I don't know that are important to the team members but I also not only do I give them a chance to ask questions but I invite other people to provide answers because I shouldn't be the only expert in the room. Everybody has ideas to this so this allows other people to step in, feel good about the questions that are being answered and covered, it also gives other people a chance to participate in that conversation which starts to build trust and relationship and conversation between the participants.

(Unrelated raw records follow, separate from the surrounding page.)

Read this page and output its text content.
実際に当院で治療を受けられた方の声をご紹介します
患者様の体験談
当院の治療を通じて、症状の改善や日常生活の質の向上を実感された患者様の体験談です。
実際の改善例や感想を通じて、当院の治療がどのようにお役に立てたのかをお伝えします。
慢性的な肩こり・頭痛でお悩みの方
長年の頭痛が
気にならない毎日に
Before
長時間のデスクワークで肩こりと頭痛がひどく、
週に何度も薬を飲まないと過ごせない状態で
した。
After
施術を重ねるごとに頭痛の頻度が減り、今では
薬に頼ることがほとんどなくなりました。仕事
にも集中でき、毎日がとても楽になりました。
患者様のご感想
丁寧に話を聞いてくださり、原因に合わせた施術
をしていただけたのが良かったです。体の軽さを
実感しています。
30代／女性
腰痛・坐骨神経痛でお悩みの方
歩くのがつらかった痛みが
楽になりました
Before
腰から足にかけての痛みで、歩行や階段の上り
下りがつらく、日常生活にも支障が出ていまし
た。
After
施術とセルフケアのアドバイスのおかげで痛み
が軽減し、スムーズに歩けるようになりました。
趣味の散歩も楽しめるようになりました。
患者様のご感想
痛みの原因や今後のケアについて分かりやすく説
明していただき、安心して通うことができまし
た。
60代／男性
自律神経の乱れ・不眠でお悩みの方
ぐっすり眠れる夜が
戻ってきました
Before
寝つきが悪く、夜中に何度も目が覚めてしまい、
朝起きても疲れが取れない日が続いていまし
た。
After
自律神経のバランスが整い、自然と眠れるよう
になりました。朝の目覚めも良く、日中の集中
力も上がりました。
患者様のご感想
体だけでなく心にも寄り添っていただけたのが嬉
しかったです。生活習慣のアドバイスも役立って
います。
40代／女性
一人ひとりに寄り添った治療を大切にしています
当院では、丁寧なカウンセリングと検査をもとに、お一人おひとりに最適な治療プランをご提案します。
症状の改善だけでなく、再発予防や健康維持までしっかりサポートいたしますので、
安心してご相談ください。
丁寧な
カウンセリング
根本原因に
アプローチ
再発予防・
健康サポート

The next thing is an activity it's a game, it's one of many games, I use a lot of improv games just to bring down walls, get people comfortable with working with one another with having conversations in the tools especially if we're using a tool like Miro or Mural or Freehand or whatever it is Figma, and so in this one I invited them to just think about a talent that they could immediately have so flying invisibility being able to read a thousand words per minute whatever it was and I allowed them to just go wild, explore and be crazy and then on top of that to ask questions and get curious about other people's superpowers that they contributed and so what this does it's fun they get used to just having fun in the tool which helps them bring down some stress that they have about working in new ways and different tools with different people that they don't know, it also continues the conversation or gets the conversation started. And so what this looked like when I sent out the original email with the pre-work nobody did it at first and what I eventually had to do was encourage them a couple times through, eventually one woman went into the pre-work started doing it,

I celebrated her in front of the rest of the group over email and sure enough by that afternoon a whole bunch of other folks had jumped in there and done it. That was the game that we played, the other things that you'll see in the pre-work depending on the context and what I'm doing with the group is I'm setting some context for what will happen in the workshop itself so the third one here it was a chance for the participants to lead an activity, to play facilitator so I gave them some context and heads up and also allowed a few of them to raise their hands and sign up for that activity and then finally were resources so the last way that I use pre-work is to set the context of the conversation that we're having so the problem that we're trying to solve, the research that's been done, any artifacts or assets that have come from previous discussions, stakeholder interviews, and that way when we get into the workshop itself now if people were at different levels in terms of their experience and understanding of the topic that we're talking about we're on a little bit more even footing and so that way morning of, start of the workshop itself, we can just kind of dive right into the topic without needing to go back through that where people would lose engagement, people that are really steeped in the experience and the problem they would probably check out they'd be in their inbox that way we can really dive in.

This is how I help to build engagement for my upcoming workshops and in a future video I'll talk about keeping and maintaining engagement. But I hope that this video was helpful, I hope that it helps you prepare and run workshops where people show up ready and excited to dig into the topic. I'll see you in the next video of Q&A with Jay number five in a couple weeks.